Таким же мог быть и тот из них, что стоял за спиной у Лео в магазинной очереди, с булкой хлеба и пакетом молока. Но почему он тогда в людном супермаркете не прошел на экспресс-кассу, где очереди нет – кассиршей, что ли, залюбовался? Нет, тут что-то не так. И Лео, пробив на кассе чек, нарочито громко чертыхнулся: «Вот черт! Забыл. Погодите-ка, сейчас вернусь». В знак подтверждения своего намерения тяжелый пакет с продуктами он оставил на кассе, а сам, прихватив еще один, пустой, припустил к проходу между полками. Здесь же он, пригнувшись, мелькнул в отдел овощей. Некстати поскользнувшись на раздавленной виноградине, Лео чуть не навернулся, отчего напиханные в пакет двадцать лимонов, разом потеряв вес, едва не рассыпались. Выправившись, через завешанный пластиковыми полосами проем он нырнул в складское помещение магазина. За рабочей суетой никто из персонала внимания на него не обратил. Выход Лео разыскал около разгрузочной платформы. Теперь, если тот покупатель хлеба с молоком за ним и шпионил, то наверняка потерял след. И Лео направился в местную библиотеку, где в укромной кабинке был компьютер общего пользования. Там Лео час провел в онлайне.

 

В тот вечер Лео выжал один за другим все двадцать лимонов и вымочил в их соку листы разносортной бумаги. Процедура была не нова: нечто подобное он когда-то проделывал в «Новом дне». Там он давал детям, взяв кисточки, рисовать лимонным соком на большом рулоне белой оберточной бумаги. Когда лимонный сок полностью высох, изрисованный рулон Лео снова свернул, вынес на игровую площадку и расстелил в ярком солнечном углу. В считаные минуты солнечный свет проявил на длинном свитке все, что душе угодно: индюшек-петушков, сердечки, угловатых динозавриков и корявые словеса с ошибками в полрулона шириной. Дети пришли в такой восторг, что площадку сотряс неуемный вой.
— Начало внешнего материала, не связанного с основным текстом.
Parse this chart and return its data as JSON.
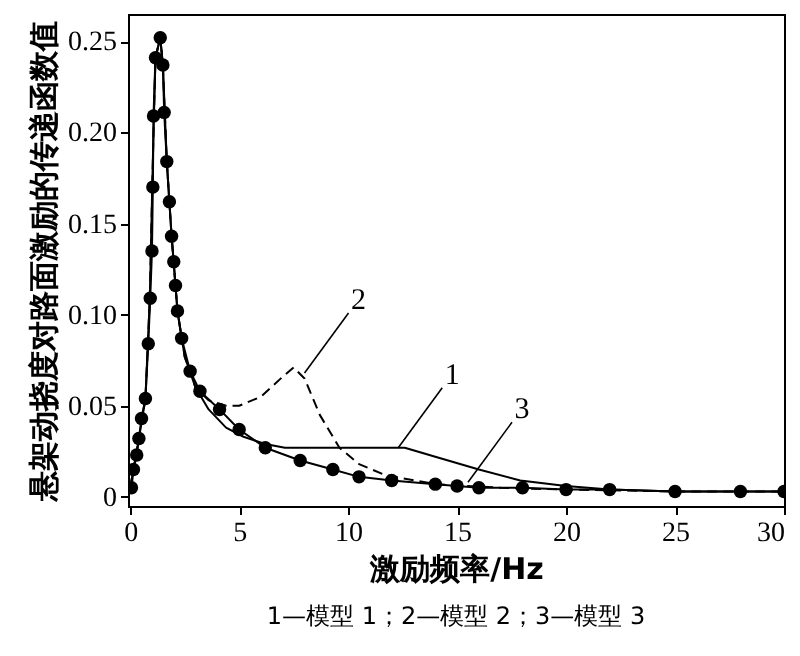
{
  "chart_data": {
    "type": "line",
    "xlabel": "激励频率/Hz",
    "ylabel": "悬架动挠度对路面激励的传递函数值",
    "xlim": [
      -0.1,
      30
    ],
    "ylim": [
      -0.005,
      0.265
    ],
    "xticks": [
      0,
      5,
      10,
      15,
      20,
      25,
      30
    ],
    "yticks": [
      0,
      {
        "value": 0.05,
        "label": "0.05"
      },
      {
        "value": 0.1,
        "label": "0.10"
      },
      {
        "value": 0.15,
        "label": "0.15"
      },
      {
        "value": 0.2,
        "label": "0.20"
      },
      {
        "value": 0.25,
        "label": "0.25"
      }
    ],
    "grid": false,
    "series": [
      {
        "color": "#000000",
        "marker": "none",
        "line_style": "solid",
        "x": [
          0,
          0.4,
          0.7,
          0.9,
          1.05,
          1.16,
          1.38,
          1.5,
          1.68,
          1.9,
          2.17,
          2.5,
          3.0,
          3.6,
          4.4,
          5.2,
          6.2,
          7.1,
          10,
          12.6,
          14,
          16,
          17.9,
          20,
          22,
          25,
          30
        ],
        "values": [
          0.005,
          0.032,
          0.054,
          0.109,
          0.19,
          0.241,
          0.252,
          0.237,
          0.184,
          0.143,
          0.102,
          0.077,
          0.06,
          0.048,
          0.038,
          0.033,
          0.029,
          0.027,
          0.027,
          0.027,
          0.022,
          0.015,
          0.009,
          0.006,
          0.004,
          0.003,
          0.003
        ]
      },
      {
        "color": "#000000",
        "marker": "none",
        "line_style": "dashed",
        "x": [
          0,
          0.4,
          0.7,
          0.9,
          1.05,
          1.16,
          1.38,
          1.5,
          1.68,
          1.9,
          2.17,
          2.5,
          3.0,
          3.6,
          4.4,
          5.0,
          6.0,
          7.0,
          7.5,
          8.0,
          8.7,
          9.6,
          10.5,
          11.7,
          14,
          17,
          20,
          25,
          30
        ],
        "values": [
          0.005,
          0.032,
          0.054,
          0.109,
          0.19,
          0.241,
          0.252,
          0.237,
          0.184,
          0.143,
          0.102,
          0.077,
          0.06,
          0.053,
          0.05,
          0.05,
          0.055,
          0.066,
          0.071,
          0.065,
          0.045,
          0.027,
          0.018,
          0.012,
          0.007,
          0.005,
          0.004,
          0.003,
          0.003
        ]
      },
      {
        "color": "#000000",
        "marker": "circle",
        "line_style": "solid",
        "x": [
          0.06,
          0.15,
          0.3,
          0.4,
          0.52,
          0.7,
          0.83,
          0.92,
          1.0,
          1.04,
          1.07,
          1.16,
          1.38,
          1.5,
          1.56,
          1.68,
          1.8,
          1.9,
          2.0,
          2.08,
          2.17,
          2.36,
          2.75,
          3.2,
          4.1,
          5.0,
          6.2,
          7.8,
          9.3,
          10.5,
          12,
          14,
          15,
          16,
          18,
          20,
          22,
          25,
          28,
          30
        ],
        "values": [
          0.005,
          0.015,
          0.023,
          0.032,
          0.043,
          0.054,
          0.084,
          0.109,
          0.135,
          0.17,
          0.209,
          0.241,
          0.252,
          0.237,
          0.211,
          0.184,
          0.162,
          0.143,
          0.129,
          0.116,
          0.102,
          0.087,
          0.069,
          0.058,
          0.048,
          0.037,
          0.027,
          0.02,
          0.015,
          0.011,
          0.009,
          0.007,
          0.006,
          0.005,
          0.005,
          0.004,
          0.004,
          0.003,
          0.003,
          0.003
        ]
      }
    ],
    "annotations": [
      {
        "text": "2",
        "x": 8.0,
        "y": 0.068
      },
      {
        "text": "1",
        "x": 12.3,
        "y": 0.027
      },
      {
        "text": "3",
        "x": 15.5,
        "y": 0.008
      },
      "1—模型 1；2—模型 2；3—模型 3"
    ]
  }
}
Здесь процесс был более деликатным. Но через несколько часов экспериментирования с сортами бумаги, длиной смачивания и временем высыхания желаемого результата Лео добился. Затем пришлось поразмыслить, как отрегулировать силу оттиска на электрической печатной машинке, которую Лео однажды купил на блошином рынке. Для этого он надлежащим образом подогнал головку. Затем одну из своих «лимонных» бумажек, засунутых меж двумя белыми листами, он зарядил в машинный валик и принялся печатать письмо Лоле Монтес.